Wednesday, October 20, 2010

Making Up for Lost Income

Many who have managed to skirt layoffs and remain employed are struggling to meet their financial responsibilities as a result of pay cuts, shortened work weeks and downgraded positions. If you’re looking for ways to make up for lost income consider the following:
  • Take a second job: Moonlighting may be a good temporary solution to earning extra income. Be sure; however, that a secondary job won’t interfere with your full-time job. Investigate whether your current employer has a policy on moonlighting and be sure your second job isn’t a conflict of interest (e.g. working for a competitor or supplier). Recognize your priority is your full-time employer.
  • Find a seasonal job: If the commitment and hours of a secondary job appear daunting, think about something more manageable. Try seasonal work such as raking leaves, spring house cleaning or retail work during the holidays.
  • Generate income from a hobby: Are you a talented amateur photographer, writer or seamstress? Your current hobby may garner extra money to help pay bills.
  • Sell items you currently own: You may find several unused items you can sell to earn some money. Sell items in a garage sale, to a consignment shop or use an online auction and shopping site like eBay.
  • Barter services: Although it won’t help you earn additional money, bartering services can help save on expenses. For example, if you’re great with landscaping and your neighbor is handy with basic car maintenance, offer a garden design plan in exchange for an oil change.

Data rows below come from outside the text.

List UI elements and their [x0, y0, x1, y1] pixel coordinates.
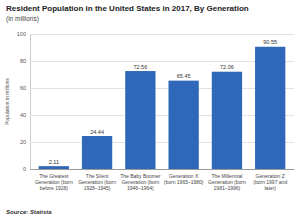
data-label: 72.06: [220, 64, 234, 70]
y-tick: 20: [20, 139, 294, 145]
y-tick: 80: [20, 58, 294, 64]
data-labels: 2.11 24.44 72.56 65.45 72.06 90.55: [49, 39, 277, 164]
chart-svg: Resident Population in the United States…: [0, 0, 300, 219]
grid-line: [30, 115, 294, 116]
chart-container: Resident Population in the United States…: [0, 0, 300, 219]
data-label: 65.45: [177, 73, 191, 79]
data-label: 90.55: [263, 39, 277, 45]
x-tick: Generation X(born 1965–1980): [164, 173, 204, 185]
title: Resident Population in the United States…: [6, 4, 249, 13]
y-tick-label: 80: [20, 58, 26, 64]
bar: [125, 71, 155, 169]
grid-line: [30, 169, 294, 170]
y-tick-label: 20: [20, 139, 26, 145]
x-tick-label: The GreatestGeneration (bornbefore 1928): [35, 173, 73, 191]
data-label: 24.44: [90, 129, 104, 135]
x-tick-label-line: 1946–1964): [127, 185, 154, 191]
x-tick-label-line: 1981–1996): [214, 185, 241, 191]
x-tick-label: The MillennialGeneration (born1981–1996): [208, 173, 246, 191]
x-tick: The SilentGeneration (born1928–1945): [78, 173, 116, 191]
y-tick-label: 40: [20, 112, 26, 118]
y-axis-line: [31, 35, 295, 170]
bar: [168, 81, 198, 169]
x-tick: Generation Z(born 1997 andlater): [253, 173, 287, 191]
grid-line: [30, 142, 294, 143]
bar: [255, 47, 285, 169]
grid-line: [30, 88, 294, 89]
grid-line: [30, 61, 294, 62]
y-tick-label: 0: [23, 166, 26, 172]
y-tick: 60: [20, 85, 294, 91]
data-label: 2.11: [49, 159, 59, 165]
y-axis-title: Population in millions: [4, 78, 10, 125]
x-tick-label-line: later): [264, 185, 276, 191]
bar: [212, 72, 242, 169]
y-axis: 0 20 40 60 80 100: [17, 31, 294, 172]
bar: [82, 136, 112, 169]
x-tick: The Baby BoomerGeneration (born1946–1964…: [120, 173, 161, 191]
x-tick-label: Generation Z(born 1997 andlater): [253, 173, 287, 191]
x-tick-label: The Baby BoomerGeneration (born1946–1964…: [120, 173, 161, 191]
x-tick-label-line: (born 1965–1980): [164, 179, 204, 185]
x-tick-label: The SilentGeneration (born1928–1945): [78, 173, 116, 191]
y-tick-label: 100: [17, 31, 26, 37]
x-tick-label-line: before 1928): [40, 185, 69, 191]
y-tick-label: 60: [20, 85, 26, 91]
bars: [39, 47, 286, 169]
x-tick: The GreatestGeneration (bornbefore 1928): [35, 173, 73, 191]
x-tick-label: Generation X(born 1965–1980): [164, 173, 204, 185]
bar: [39, 166, 69, 169]
y-tick: 100: [17, 31, 294, 37]
x-axis: The GreatestGeneration (bornbefore 1928)…: [31, 170, 295, 191]
x-axis-line: [31, 169, 295, 170]
grid-line: [30, 34, 294, 35]
y-tick: 0: [23, 166, 294, 172]
y-tick: 40: [20, 112, 294, 118]
plot: 0 20 40 60 80 100 The GreatestGeneration (born…: [17, 31, 295, 190]
subtitle: (in millions): [6, 15, 39, 23]
x-tick: The MillennialGeneration (born1981–1996): [208, 173, 246, 191]
x-tick-label-line: 1928–1945): [84, 185, 111, 191]
data-label: 72.56: [133, 64, 147, 70]
source: Source: Statista: [6, 209, 52, 215]
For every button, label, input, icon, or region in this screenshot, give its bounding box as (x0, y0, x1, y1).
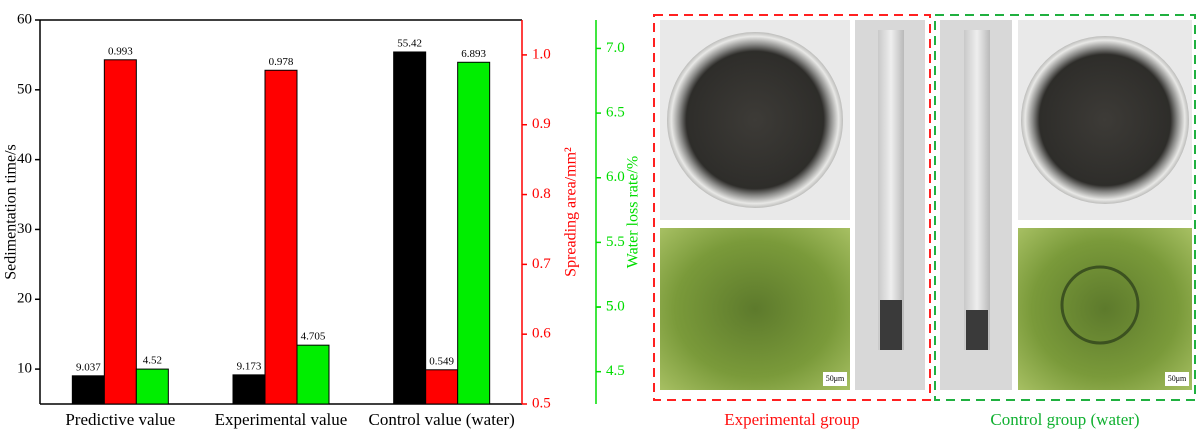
tick-label: 0.7 (532, 256, 551, 272)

  • Look for a similar position at a different company: Search for job opportunities where pay is better and/or there might be more opportunities for advancement. Even in a tough job market, employers usually keep an eye out for talented people.
  • Get a job with a direct sales company: Many have found working with direct sales companies like Avon, Tupperware or Mary Kay to be a great way to earn income. To explore options and ensure you align with a credible company; start with the Direct Selling Association.